Do masks protect?

Airborne transmission is the main pathway for spreading infection in respiratory viruses such as SARS-CoV-2. Masks reduce contamination, both for infected people and those who risk infection. While type N95 or FFP2 masks only allow 5% of particles through, with surgical or similar masks the figure is between 30% and 70%. It is therefore understandable that overall mask effectiveness is still a subject of debate. In addition, clinical and observational studies have been contradictory.

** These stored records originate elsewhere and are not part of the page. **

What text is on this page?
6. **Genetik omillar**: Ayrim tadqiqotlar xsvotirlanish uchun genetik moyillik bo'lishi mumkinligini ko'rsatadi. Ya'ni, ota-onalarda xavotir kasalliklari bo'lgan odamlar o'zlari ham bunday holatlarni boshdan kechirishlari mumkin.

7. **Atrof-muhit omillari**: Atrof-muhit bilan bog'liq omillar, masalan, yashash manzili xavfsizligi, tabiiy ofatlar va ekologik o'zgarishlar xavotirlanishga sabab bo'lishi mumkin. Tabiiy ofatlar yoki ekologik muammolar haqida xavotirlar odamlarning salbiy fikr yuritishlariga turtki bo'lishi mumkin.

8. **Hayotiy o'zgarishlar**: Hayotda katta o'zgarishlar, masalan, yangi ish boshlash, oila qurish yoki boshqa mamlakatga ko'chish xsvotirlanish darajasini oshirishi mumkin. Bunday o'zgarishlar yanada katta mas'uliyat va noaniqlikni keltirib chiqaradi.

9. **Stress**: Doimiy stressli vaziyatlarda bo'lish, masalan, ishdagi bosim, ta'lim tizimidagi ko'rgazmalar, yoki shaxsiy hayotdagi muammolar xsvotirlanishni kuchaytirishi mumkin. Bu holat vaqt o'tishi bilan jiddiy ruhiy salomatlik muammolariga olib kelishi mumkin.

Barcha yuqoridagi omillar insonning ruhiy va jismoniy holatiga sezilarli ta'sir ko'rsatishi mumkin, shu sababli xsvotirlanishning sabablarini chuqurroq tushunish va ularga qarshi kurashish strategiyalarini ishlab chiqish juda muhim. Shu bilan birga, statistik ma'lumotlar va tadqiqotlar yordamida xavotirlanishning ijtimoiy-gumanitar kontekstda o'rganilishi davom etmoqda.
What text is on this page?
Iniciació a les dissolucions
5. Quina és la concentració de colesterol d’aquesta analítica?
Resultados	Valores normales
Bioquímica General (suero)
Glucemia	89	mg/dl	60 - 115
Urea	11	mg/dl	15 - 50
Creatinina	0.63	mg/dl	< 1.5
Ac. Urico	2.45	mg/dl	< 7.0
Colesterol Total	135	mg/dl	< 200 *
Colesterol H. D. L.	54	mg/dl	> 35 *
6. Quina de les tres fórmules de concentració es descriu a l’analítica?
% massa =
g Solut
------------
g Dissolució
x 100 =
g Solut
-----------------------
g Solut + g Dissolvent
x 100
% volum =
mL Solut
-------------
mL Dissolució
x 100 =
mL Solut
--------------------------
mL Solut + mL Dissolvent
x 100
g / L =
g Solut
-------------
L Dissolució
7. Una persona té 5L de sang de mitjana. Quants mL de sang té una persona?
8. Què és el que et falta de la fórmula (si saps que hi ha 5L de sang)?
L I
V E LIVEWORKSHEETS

In order to evaluate the effectiveness of masks, Chinese and German researchers (at the Academy of Environmental Sciences in Shanghai and the Max Planck Institute for Chemistry in Mainz) developed a quantitative model of airborne virus exposure. What were the results? The probability of infection seems to be largely dependent on the quantity of the virus to which one is exposed, and therefore on the environment. While an individual can exhale up to 3 million diverse particles by breathing for 30 minutes (especially if he is also coughing), the number of viruses emitted when infection occurs is inferior to a hundred.

This is why, in an environment that is enclosed and with high virus concentration (medical centres treating COVID-19), surgical masks only reduce the probability of infection slightly. N95 or FFP2 type masks do a better job, but do not give full protection. The likelihood of infection is between 0,1 and 10% and this variability reflects the enormous differences in viral loads observed in the respiratory tracts of patients.

But in an environment where quantities of the virus are limited, the mask substantially reduces risks if all other necessary conditions are met: if masks are worn correctly, and if there is social distancing and adequate ventilation.

In both these cases, the airborne virus is carried by aerosol particles (small solid or liquid particles) or larger droplets. Analyses show that it is the smaller aerosol particles that carry the most risk since they remain suspended in the air for longer, penetrate more effectively and reach the lungs of infected individuals who inhale them more easily. The larger droplets carry more viruses but fall to the ground quicker, due to gravity, and are more efficiently blocked by masks, limiting the danger to close contacts. In a situation where not everyone is wearing a mask, it is preferable that infected individuals do wear one, since particles that have just been exhaled are in general bigger, and therefore more easily blocked.